Dublin's Brian Fenton and Limerick's Gearoid Hegarty have been named the Footballer and Hurler of the Year respectively at the 2020 PwC GPA All-Star Awards.
The Young Player of the Year awards went to Kilkenny's Eoin Cody and Mayo's Oisin Mullin respectively.
Hegarty also picked up his first All-Star award on the night and the recognition tops off an extraordinary year for him.
He was named man of the match in Limerick's All-Ireland final win over Waterford after he scored seven points from play.
Speaking at the virtual award ceremony on Saturday evening, Hegarty said he was "hugely privileged and pleased" to win such a "prestigious award".
"I was actually looking at a list of previous winners the other day and to say it's an illustrious list would be to put it lightly.
"So it's a huge honour to have my name associated with all of those other names.
"I understand that there's also a huge element of luck involved and you need a lot of things to go your way. When I was looking at the list of players who've won it before I noticed how many phenomenal hurlers haven't won it.
"So it's a huge privilege, and it's also something that I would have always aspired to winning. My attitude is that somebody has to win it every year, so why not go for it?
"It has been a really cool journey towards winning this award, but, I suppose, I'm not 27 until August so I'm still hugely determined to get a lot more out of myself in the next couple of years.
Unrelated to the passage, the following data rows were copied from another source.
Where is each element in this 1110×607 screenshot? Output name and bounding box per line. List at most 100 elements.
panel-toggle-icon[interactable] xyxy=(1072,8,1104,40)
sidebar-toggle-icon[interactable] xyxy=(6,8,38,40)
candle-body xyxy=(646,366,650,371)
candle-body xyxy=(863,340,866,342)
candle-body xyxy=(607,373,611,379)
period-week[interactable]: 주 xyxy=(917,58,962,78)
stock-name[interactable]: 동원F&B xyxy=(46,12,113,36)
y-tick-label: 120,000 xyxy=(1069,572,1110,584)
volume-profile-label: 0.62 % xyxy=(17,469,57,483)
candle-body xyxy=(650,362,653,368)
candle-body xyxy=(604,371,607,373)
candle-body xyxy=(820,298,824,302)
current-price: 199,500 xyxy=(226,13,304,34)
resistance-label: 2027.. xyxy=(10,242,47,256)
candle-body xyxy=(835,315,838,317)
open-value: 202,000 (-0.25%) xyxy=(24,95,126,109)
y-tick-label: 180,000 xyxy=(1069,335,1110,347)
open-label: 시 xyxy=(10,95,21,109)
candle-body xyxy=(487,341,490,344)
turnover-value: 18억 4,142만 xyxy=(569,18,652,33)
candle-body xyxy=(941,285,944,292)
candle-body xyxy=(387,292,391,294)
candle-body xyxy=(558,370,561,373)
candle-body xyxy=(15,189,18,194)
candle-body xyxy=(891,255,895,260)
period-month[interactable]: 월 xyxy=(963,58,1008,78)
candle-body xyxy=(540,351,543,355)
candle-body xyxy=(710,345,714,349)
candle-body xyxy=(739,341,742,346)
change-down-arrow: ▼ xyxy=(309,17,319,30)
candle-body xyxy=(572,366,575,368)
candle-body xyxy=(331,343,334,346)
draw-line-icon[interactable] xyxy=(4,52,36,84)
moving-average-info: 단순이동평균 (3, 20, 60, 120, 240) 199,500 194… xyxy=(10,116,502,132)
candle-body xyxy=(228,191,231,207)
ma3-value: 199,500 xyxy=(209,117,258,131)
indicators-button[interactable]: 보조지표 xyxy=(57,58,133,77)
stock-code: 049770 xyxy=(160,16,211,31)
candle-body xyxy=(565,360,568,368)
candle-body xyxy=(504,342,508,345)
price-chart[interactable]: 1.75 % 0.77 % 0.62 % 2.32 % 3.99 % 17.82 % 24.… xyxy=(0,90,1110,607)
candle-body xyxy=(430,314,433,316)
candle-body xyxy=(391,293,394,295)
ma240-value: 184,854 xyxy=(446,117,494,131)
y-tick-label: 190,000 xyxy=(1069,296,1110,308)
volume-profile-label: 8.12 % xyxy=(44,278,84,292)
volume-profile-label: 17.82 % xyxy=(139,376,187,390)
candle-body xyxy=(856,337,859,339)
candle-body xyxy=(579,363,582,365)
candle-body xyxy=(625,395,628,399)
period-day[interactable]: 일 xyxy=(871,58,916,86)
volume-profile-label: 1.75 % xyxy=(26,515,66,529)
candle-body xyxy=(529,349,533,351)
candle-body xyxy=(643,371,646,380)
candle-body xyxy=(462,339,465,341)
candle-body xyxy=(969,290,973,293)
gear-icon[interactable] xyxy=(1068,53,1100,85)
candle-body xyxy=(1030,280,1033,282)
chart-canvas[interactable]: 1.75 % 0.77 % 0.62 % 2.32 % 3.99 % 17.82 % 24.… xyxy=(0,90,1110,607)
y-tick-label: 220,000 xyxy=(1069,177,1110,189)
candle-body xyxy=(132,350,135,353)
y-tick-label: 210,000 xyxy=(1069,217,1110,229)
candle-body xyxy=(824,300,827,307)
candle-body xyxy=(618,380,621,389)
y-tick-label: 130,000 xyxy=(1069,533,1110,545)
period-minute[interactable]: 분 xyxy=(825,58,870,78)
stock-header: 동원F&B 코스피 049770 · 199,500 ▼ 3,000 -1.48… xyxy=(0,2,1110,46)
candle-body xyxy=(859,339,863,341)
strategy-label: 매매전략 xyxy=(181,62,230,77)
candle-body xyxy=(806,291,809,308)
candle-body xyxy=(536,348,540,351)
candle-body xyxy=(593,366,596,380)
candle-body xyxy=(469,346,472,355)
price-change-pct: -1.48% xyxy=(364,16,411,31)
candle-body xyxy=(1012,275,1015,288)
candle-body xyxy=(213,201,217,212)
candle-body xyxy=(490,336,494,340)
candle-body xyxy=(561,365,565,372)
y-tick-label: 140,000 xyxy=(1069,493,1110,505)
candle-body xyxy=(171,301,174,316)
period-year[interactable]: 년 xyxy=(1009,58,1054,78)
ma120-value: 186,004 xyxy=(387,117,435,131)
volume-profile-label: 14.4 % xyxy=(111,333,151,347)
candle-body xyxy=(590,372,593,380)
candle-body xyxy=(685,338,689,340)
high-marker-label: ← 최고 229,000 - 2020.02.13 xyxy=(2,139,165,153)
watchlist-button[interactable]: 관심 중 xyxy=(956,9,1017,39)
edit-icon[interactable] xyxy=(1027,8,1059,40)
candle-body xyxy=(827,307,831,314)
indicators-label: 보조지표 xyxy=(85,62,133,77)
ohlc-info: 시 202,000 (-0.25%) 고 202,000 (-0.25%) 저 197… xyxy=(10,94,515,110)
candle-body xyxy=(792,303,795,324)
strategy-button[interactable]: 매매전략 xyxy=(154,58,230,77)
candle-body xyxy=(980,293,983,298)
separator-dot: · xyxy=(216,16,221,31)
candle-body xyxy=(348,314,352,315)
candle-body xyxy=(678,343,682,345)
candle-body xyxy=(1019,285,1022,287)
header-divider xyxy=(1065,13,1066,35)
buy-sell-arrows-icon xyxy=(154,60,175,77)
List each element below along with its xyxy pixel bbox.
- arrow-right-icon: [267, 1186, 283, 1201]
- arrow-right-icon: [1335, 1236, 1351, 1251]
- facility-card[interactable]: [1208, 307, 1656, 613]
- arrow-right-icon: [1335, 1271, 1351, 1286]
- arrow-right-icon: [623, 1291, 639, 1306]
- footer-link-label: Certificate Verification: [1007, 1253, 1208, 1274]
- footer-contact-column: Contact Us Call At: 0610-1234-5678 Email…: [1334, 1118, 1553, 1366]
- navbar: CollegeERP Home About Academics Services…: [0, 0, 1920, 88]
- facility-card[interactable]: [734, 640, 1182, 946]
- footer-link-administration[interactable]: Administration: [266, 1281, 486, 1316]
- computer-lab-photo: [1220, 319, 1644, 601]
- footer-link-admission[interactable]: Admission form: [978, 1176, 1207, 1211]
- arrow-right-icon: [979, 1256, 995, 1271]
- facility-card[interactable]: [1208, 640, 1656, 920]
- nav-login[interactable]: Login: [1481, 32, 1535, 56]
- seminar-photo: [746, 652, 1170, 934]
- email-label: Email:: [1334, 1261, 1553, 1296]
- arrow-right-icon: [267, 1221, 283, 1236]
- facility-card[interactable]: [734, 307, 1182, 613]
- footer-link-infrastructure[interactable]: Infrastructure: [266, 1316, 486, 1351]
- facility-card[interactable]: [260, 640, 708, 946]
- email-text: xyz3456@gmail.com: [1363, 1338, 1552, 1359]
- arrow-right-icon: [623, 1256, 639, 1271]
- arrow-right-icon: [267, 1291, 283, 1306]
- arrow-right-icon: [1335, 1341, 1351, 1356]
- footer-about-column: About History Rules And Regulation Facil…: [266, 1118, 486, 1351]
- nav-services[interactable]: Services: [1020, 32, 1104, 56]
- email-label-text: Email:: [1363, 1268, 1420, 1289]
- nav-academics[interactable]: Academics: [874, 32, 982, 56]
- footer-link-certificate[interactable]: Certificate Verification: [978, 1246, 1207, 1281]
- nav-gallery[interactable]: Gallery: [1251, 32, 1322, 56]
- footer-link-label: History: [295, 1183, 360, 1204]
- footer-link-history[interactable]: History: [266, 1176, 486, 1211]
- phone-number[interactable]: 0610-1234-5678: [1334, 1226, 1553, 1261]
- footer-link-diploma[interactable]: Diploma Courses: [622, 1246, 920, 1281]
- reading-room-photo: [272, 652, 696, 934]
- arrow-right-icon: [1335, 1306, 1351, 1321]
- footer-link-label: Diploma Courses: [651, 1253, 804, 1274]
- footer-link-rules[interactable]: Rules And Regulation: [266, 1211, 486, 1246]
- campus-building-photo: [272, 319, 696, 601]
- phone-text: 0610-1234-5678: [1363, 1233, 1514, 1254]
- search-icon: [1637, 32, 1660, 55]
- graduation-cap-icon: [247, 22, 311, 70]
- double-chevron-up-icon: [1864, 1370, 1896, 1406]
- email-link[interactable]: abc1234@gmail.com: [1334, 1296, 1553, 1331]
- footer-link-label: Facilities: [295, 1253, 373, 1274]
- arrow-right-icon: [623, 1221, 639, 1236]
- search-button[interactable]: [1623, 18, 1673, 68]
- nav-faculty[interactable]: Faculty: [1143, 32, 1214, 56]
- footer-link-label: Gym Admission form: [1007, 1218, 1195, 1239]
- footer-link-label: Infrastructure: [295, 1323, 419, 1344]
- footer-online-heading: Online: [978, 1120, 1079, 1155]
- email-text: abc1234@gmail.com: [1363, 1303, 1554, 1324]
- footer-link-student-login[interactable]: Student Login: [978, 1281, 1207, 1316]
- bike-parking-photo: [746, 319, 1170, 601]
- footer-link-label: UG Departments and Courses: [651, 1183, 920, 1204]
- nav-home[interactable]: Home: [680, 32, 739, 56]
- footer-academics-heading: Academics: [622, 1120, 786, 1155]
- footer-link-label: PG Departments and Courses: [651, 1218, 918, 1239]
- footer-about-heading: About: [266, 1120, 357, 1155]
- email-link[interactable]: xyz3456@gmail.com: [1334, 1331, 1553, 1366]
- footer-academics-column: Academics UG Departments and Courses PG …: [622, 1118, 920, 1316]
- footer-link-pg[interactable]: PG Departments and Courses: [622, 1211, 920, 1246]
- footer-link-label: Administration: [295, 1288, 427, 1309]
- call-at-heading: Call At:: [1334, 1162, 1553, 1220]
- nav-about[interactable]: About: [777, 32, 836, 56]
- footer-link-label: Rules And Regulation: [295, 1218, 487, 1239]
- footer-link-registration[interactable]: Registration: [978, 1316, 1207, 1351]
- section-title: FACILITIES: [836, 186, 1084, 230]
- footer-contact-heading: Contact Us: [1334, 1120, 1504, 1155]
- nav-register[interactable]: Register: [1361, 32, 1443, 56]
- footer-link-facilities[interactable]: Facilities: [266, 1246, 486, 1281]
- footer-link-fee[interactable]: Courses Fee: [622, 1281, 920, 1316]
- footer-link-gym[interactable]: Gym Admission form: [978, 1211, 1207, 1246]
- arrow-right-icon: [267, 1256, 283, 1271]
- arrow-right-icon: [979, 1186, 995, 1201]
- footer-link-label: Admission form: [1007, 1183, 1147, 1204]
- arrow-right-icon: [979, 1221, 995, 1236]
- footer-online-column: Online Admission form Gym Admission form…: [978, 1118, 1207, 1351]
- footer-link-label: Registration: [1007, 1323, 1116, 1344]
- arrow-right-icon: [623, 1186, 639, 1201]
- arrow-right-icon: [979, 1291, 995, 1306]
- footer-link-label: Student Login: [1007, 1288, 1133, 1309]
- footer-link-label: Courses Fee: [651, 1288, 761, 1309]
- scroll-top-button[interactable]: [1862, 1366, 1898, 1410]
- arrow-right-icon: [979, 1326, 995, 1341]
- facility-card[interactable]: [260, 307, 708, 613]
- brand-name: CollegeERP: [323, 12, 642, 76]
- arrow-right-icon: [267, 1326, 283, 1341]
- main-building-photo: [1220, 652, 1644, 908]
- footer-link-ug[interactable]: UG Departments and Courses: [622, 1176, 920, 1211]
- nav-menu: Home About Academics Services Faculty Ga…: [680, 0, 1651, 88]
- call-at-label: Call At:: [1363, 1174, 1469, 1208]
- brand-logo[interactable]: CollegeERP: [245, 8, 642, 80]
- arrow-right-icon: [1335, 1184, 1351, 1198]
You don't have too long at the top so when you're playing inter-county hurling you have to achieve as much as you can because it's only a short period of time that you're there.
"As I said, it's a really, really nice personal award, but, at the end of the day, it's the All-Ireland medals that are the ones that really count and they're what we'll be focused on again this year coming."
Meanwhile, Brian Fenton got the nod for Footballer of the Year for the second time after also winning the award back in 2018.
The Raheny clubman won his sixth All-Ireland medal in a row in December of last year and maintains his record of never losing a championship game.
The 27-year-old was humble when reacting to the news that he had been chosen for the award by his fellow inter-county players.
"Yeah, I'm delighted, but you do feel like a bit of a fraud as well, to be honest with you, with winning a second Player of the Year award, you feel a bit undeserving. But I'm just very proud, thrilled, and honoured. It's incredible.
"You think of All-Stars and Player of the Year awards, and my 2018 Player of the Year Award still hasn't really sunk in because I'm still playing and keen and ambitious.
"You think of GAA legends like the Ó Sés, Gooch, or past winners of the Player of the Year like the Brogans.
"Just the list of names that's there. It's such an honour to even win it once and then to end up winning a second one and you're compared to Trevor Giles then.
"To think of myself in that space, I genuinely feel undeserving."